Wednesday, December 24, 2008

The Act of the Ages One Simple Step at a Time

If there is any story familiar to believers around the world, it is this one found in Luke 2:1-7. How a census had been called. How Joseph and Mary, late in pregnancy, had made that arduous trip south to their ancestral home of Bethlehem. How they had found no place to stay. How they’d found “lodging” with the animals.

Much imagery has grown up around the few facts Luke gives us. But the central point in this very brief story is that he, Jesus, was born. After fathering four of my own children, I am convinced there is no convenient time to have a child. This time, for Joseph and Mary, was the worst of all possibilities. They had no choice but to go, both of them. And so they went.

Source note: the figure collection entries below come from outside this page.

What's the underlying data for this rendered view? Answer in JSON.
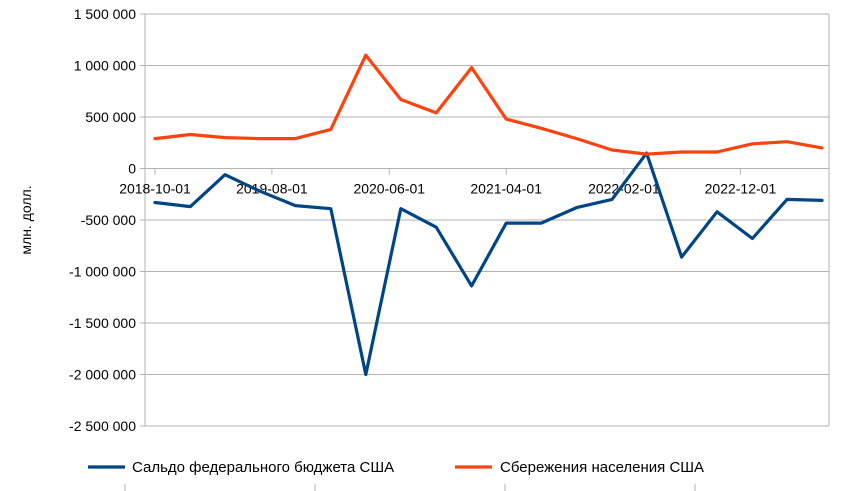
{
  "chart_data": {
    "type": "line",
    "title": "",
    "xlabel": "",
    "ylabel": "млн. долл.",
    "ylim": [
      -2500000,
      1500000
    ],
    "y_ticks": [
      1500000,
      1000000,
      500000,
      0,
      -500000,
      -1000000,
      -1500000,
      -2000000,
      -2500000
    ],
    "y_tick_labels": [
      "1 500 000",
      "1 000 000",
      "500 000",
      "0",
      "-500 000",
      "-1 000 000",
      "-1 500 000",
      "-2 000 000",
      "-2 500 000"
    ],
    "x_tick_labels": [
      "2018-10-01",
      "2019-08-01",
      "2020-06-01",
      "2021-04-01",
      "2022-02-01",
      "2022-12-01"
    ],
    "x": [
      "2018-10-01",
      "2019-01-01",
      "2019-04-01",
      "2019-07-01",
      "2019-10-01",
      "2020-01-01",
      "2020-04-01",
      "2020-07-01",
      "2020-10-01",
      "2021-01-01",
      "2021-04-01",
      "2021-07-01",
      "2021-10-01",
      "2022-01-01",
      "2022-04-01",
      "2022-07-01",
      "2022-10-01",
      "2023-01-01",
      "2023-04-01",
      "2023-07-01"
    ],
    "grid": true,
    "legend_position": "bottom",
    "series": [
      {
        "name": "Сальдо федерального бюджета США",
        "color": "#004586",
        "values": [
          -330000,
          -370000,
          -60000,
          -220000,
          -360000,
          -390000,
          -2000000,
          -390000,
          -570000,
          -1140000,
          -530000,
          -530000,
          -380000,
          -300000,
          150000,
          -860000,
          -420000,
          -680000,
          -300000,
          -310000
        ]
      },
      {
        "name": "Сбережения населения США",
        "color": "#ff420e",
        "values": [
          290000,
          330000,
          300000,
          290000,
          290000,
          380000,
          1100000,
          670000,
          540000,
          980000,
          480000,
          390000,
          290000,
          180000,
          140000,
          160000,
          160000,
          240000,
          260000,
          200000
        ]
      }
    ]
  }
}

Life was hard in those days, even on those not so poor. Such travails were taken for granted as the default in life. There was almost a fatalistic attitude toward problems. But fatalism it was not. For their lives were not in the hands of arbitrary fate, but in the One who is faithful and who had promised them a son like no other.

If the child really were the Messiah, would he be born in such a situation? I doubt the thought ever crossed the minds of Mary and Joseph. That they, of all people, would even be parenting the Messiah was inconceivable in the first place. After that, everything else was far less dramatic.

Mary and Joseph were simple people and in their “low estate”, they had learned to take life one step at a time. God was planning the big events, like birth announcements. All they had to do was take care of the basics, like cloths to wrap him in and straw to bed him in.

Joseph and Mary had already long ago discovered that faithfulness is not measured in dramatics. It is measured in a thousand small steps of dependability and obedience. That is why they were chosen as parents for the Messiah in the first place. Because they had already proven faithful. After that, the challenges of getting to Bethlehem and finding a place among the animals to give birth were just a few more small similarly small steps.